This has come as a bit of a turn-up for the books, and no mistake. Again, I was just browsing around – can’t even cite boredom as an excuse at the moment either as I have a stack of good and great recent records & reissues to plough through – and this did one of those inexplicable “standing out without really having a reason to do so” things that end up being far more intriguing than something that leaps off the page with bells and whistles. I suppose it’s my nature to find more fun in being inquisitive about the enigmatic rather than be excited about the obvious, so with that in mind I happily forked out for this one. And, as is the way with these things, I find myself once more pleasantly surprised by what arrived.
There’s a strange pathway that can be carved through people’s record collections sometimes where some of the more obscure artifacts can be linked through most of their shelfbound neighbours through reasons both obvious and spurious: I know of Craig Ward from True Bypass, who I know from Sleepingdog, who I know from A Winged Victory For The Sullen (with a swift diversion via Nu Nog Even Niet), and even that Matroyshka stacking doesn’t really scratch the surface given the myriad other bands and styles he’s dabbled in over the years. I must admit to this being the first time that I had come across Mark Mulholland, but a quick read of his site proved to be an interesting read and maybe a suggestion of how this record came about and also how it sounds.

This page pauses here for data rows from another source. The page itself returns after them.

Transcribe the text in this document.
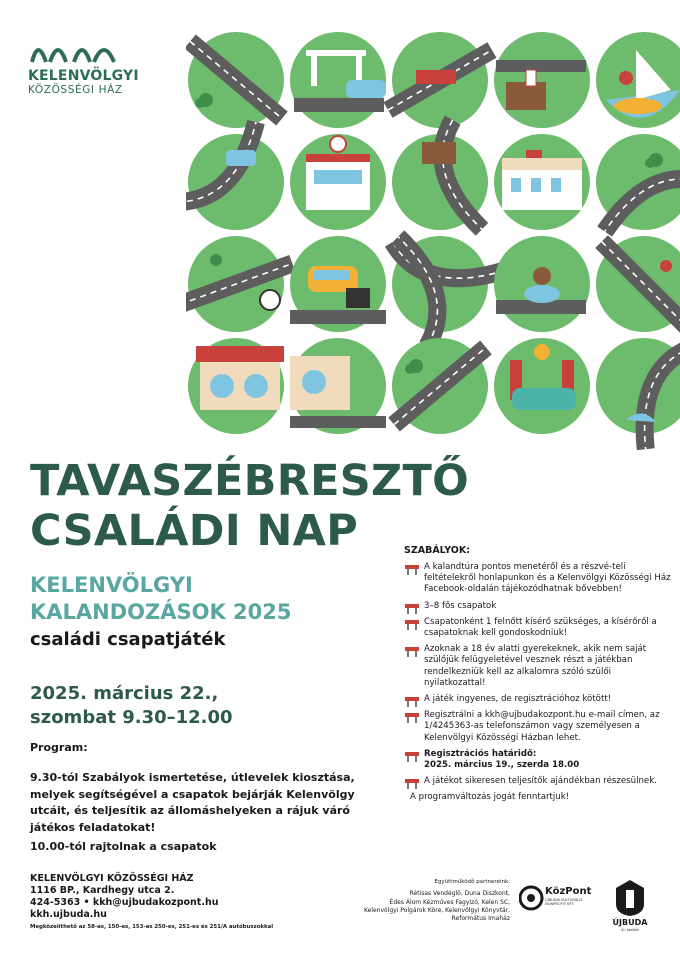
KELENVÖLGYI
KÖZÖSSÉGI HÁZ
TAVASZÉBRESZTŐ
CSALÁDI NAP
KELENVÖLGYI
KALANDOZÁSOK 2025
családi csapatjáték
2025. március 22.,
szombat 9.30–12.00
Program:
9.30-tól Szabályok ismertetése, útlevelek kiosztása, melyek segítségével a csapatok bejárják Kelenvölgy utcáit, és teljesítik az állomáshelyeken a rájuk váró játékos feladatokat!
10.00-tól rajtolnak a csapatok
KELENVÖLGYI KÖZÖSSÉGI HÁZ
1116 BP., Kardhegy utca 2.
424-5363 • kkh@ujbudakozpont.hu
kkh.ujbuda.hu
Megközelíthető az 58-as, 150-es, 153-as 250-es, 251-es és 251/A autóbuszokkal
SZABÁLYOK:
A kalandtúra pontos menetéről és a részvé-teli feltételekről honlapunkon és a Kelenvölgyi Közösségi Ház Facebook-oldalán tájékozódhatnak bővebben!
3–8 fős csapatok
Csapatonként 1 felnőtt kísérő szükséges, a kísérőről a csapatoknak kell gondoskodniuk!
Azoknak a 18 év alatti gyerekeknek, akik nem saját szülőjük felügyeletével vesznek részt a játékban rendelkezniük kell az alkalomra szóló szülői nyilatkozattal!
A játék ingyenes, de regisztrációhoz kötött!
Regisztrálni a kkh@ujbudakozpont.hu e-mail címen, az 1/4245363-as telefonszámon vagy személyesen a Kelenvölgyi Közösségi Házban lehet.
Regisztrációs határidő:
2025. március 19., szerda 18.00
A játékot sikeresen teljesítők ajándékban részesülnek.
A programváltozás jogát fenntartjuk!
Együttműködő partnereink:
Rétisas Vendéglő, Duna Diszkont,
Édes Álom Kézműves Fagyizó, Kelen SC,
Kelenvölgyi Polgárok Köre, Kelenvölgyi Könyvtár,
Református Imaház
KözPont
ÚJBUDAI KULTURÁLIS NONPROFIT KFT.
ÚJBUDA
XI. kerület
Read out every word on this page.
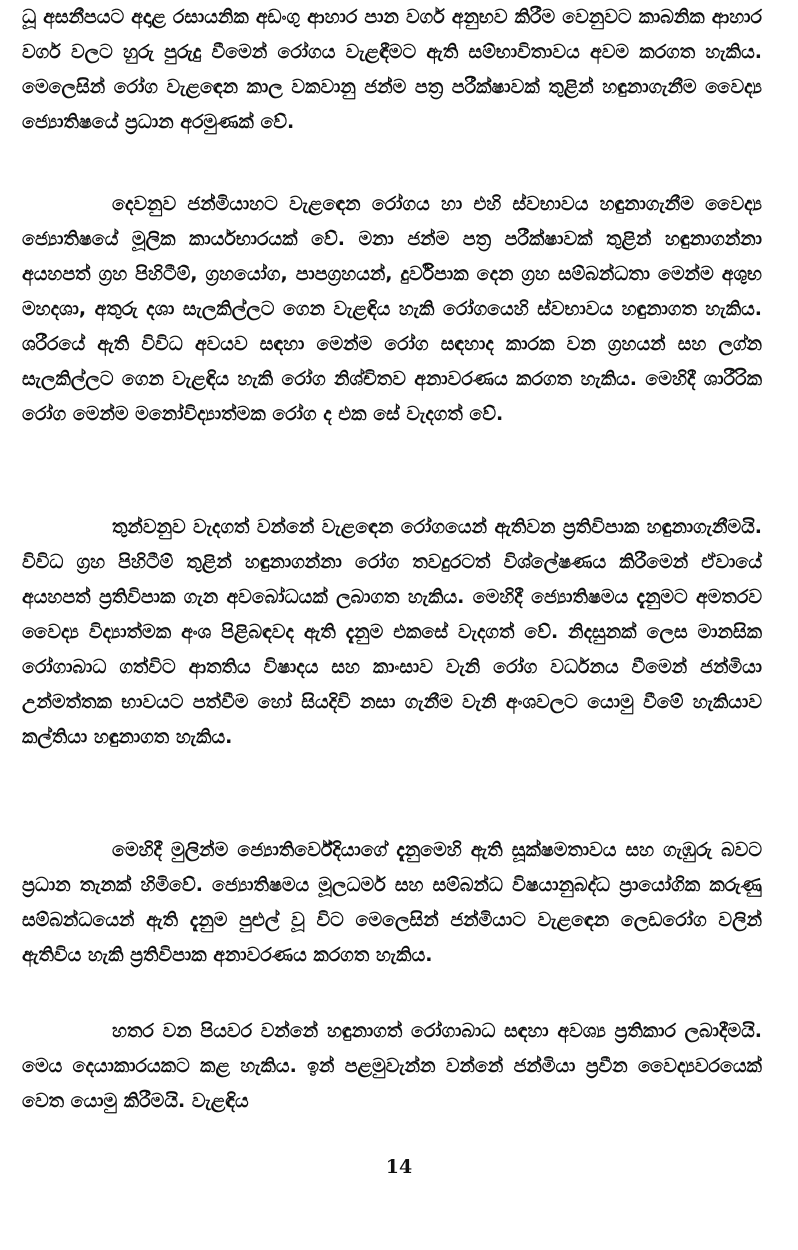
ධූ අසනීපයට අදාළ රසායනික අඩංගු ආහාර පාන වර්ග අනුභව කිරීම වෙනුවට කාබනික ආහාර වර්ග වලට හුරු පුරුදු වීමෙන් රෝගය වැළඳීමට ඇති සම්භාවිතාවය අවම කරගත හැකිය. මෙලෙසින් රෝග වැළඳෙන කාල වකවානු ජන්ම පත්‍ර පරීක්ෂාවක් තුළින් හඳුනාගැනීම වෛද්‍ය ජ්‍යොතිෂයේ ප්‍රධාන අරමුණක් වේ.

දෙවනුව ජන්මියාහට වැළඳෙන රෝගය හා එහි ස්වභාවය හඳුනාගැනීම වෛද්‍ය ජ්‍යොතිෂයේ මූලික කාර්යභාරයක් වේ. මනා ජන්ම පත්‍ර පරීක්ෂාවක් තුළින් හඳුනාගන්නා අයහපත් ග්‍රහ පිහිටීම්, ග්‍රහයෝග, පාපග්‍රහයන්, දුර්විපාක දෙන ග්‍රහ සම්බන්ධතා මෙන්ම අශුභ මහදශා, අතුරු දශා සැලකිල්ලට ගෙන වැළඳිය හැකි රෝගයෙහි ස්වභාවය හඳුනාගත හැකිය. ශරීරයේ ඇති විවිධ අවයව සඳහා මෙන්ම රෝග සඳහාද කාරක වන ග්‍රහයන් සහ ලග්න සැලකිල්ලට ගෙන වැළඳිය හැකි රෝග නිශ්චිතව අනාවරණය කරගත හැකිය. මෙහිදී ශාරීරික රෝග මෙන්ම මනෝවිද්‍යාත්මක රෝග ද එක සේ වැදගත් වේ.

තුන්වනුව වැදගත් වන්නේ වැළඳෙන රෝගයෙන් ඇතිවන ප්‍රතිවිපාක හඳුනාගැනීමයි. විවිධ ග්‍රහ පිහිටීම් තුළින් හඳුනාගන්නා රෝග තවදුරටත් විශ්ලේෂණය කිරීමෙන් ඒවායේ අයහපත් ප්‍රතිවිපාක ගැන අවබෝධයක් ලබාගත හැකිය. මෙහිදී ජ්‍යොතිෂමය දැනුමට අමතරව වෛද්‍ය විද්‍යාත්මක අංශ පිළිබඳවද ඇති දැනුම එකසේ වැදගත් වේ. නිදසුනක් ලෙස මානසික රෝගාබාධ ගත්විට ආතතිය විෂාදය සහ කාංසාව වැනි රෝග වර්ධනය වීමෙන් ජන්මියා උන්මත්තක භාවයට පත්වීම හෝ සියදිවි නසා ගැනීම වැනි අංශවලට යොමු වීමේ හැකියාව කල්තියා හඳුනාගත හැකිය.

මෙහිදී මුලින්ම ජ්‍යොතිර්වේදියාගේ දැනුමෙහි ඇති සූක්ෂමතාවය සහ ගැඹුරු බවට ප්‍රධාන තැනක් හිමිවේ. ජ්‍යොතිෂමය මූලධර්ම සහ සම්බන්ධ විෂයානුබද්ධ ප්‍රායෝගික කරුණු සම්බන්ධයෙන් ඇති දැනුම පුළුල් වූ විට මෙලෙසින් ජන්මියාට වැළඳෙන ලෙඩරෝග වලින් ඇතිවිය හැකි ප්‍රතිවිපාක අනාවරණය කරගත හැකිය.

හතර වන පියවර වන්නේ හඳුනාගත් රෝගාබාධ සඳහා අවශ්‍ය ප්‍රතිකාර ලබාදීමයි. මෙය දෙයාකාරයකට කළ හැකිය. ඉන් පළමුවැන්න වන්නේ ජන්මියා ප්‍රවීන වෛද්‍යවරයෙක් වෙත යොමු කිරීමයි. වැළඳිය

14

Both musicians are Scottish, but their wings have spread – Craig spent many a year in Belgium (during which time he spent nine years in the company of dEUS) before returning to Glasgow, Mark is currently based in Haiti. Friends since their teens, their paths crossed more than a couple of times during their travelling years, although these many geographical shenanigans would go some way to explaining why Waiting For The Storm has taken a while to come to fruition: mooted in 2007, recorded in 2010 and 2011, and now released in 2012.
This time spent is evident throughout the record, as it’s an incredibly intricate and patient work. It’s also very Scottish in nature but containing hints and flavours of other countries and cities, suggesting a pooling of reminiscence for the two protagonists. Opening with the delicate Something On The Breeze, there is an unmistakable far-Northern folk feel to the gentle guitar playing, while the vocal melody and harmonies bring to mind the New York of Lou Reed and Simon & Garfunkel. Elsewhere, vocal melodies in All The Doors Are Open and Secret Places strike me as being somewhat Belgian in mood, reminding me of serene versions of passages from Creature With The Atom Brain’s first full album. There’s even room for some late-night deep Southern Blues, A Strange Place evoking everything that its title suggests.
There is a third element to proceedings here, and one that evokes the strongest musical memory: the double bass of Hannes d’Honne has a definite spirit of Danny Thompson about his playing, the spooky Icy Shivers in particular having something of Three Hours surrounding and breathing through it, and in general adding a level of gravity and thoughtfulness to the songs and intricate acoustic guitar playing of Mark and Craig, with the instrumental Black Sail especially benefiting. And finally, Haitian polymath Frankétienne contributes Les Belles Promesses (an excerpt from his 1998 book Voix Marassa), the septuagenarian artist adding his voice to his words to help create a strange and beautiful Creole/Celtic drama.
All in all, this is one of those unique records that feel as if you’re being taken on a journey – a feeling made all the more magical by not expecting that to happen. By the time The Six O’Clock Whistle (and I really do hope that’s a deliberate Chigley reference!) has ended, there’s certainly a feeling of distance travelled that sits well with the listener. Mark Mulholland and Craig Ward have made something rather unique thanks to their separate journeys, linked by a desire to share their origins. I’m looking forward to more musical postcards from them in the future.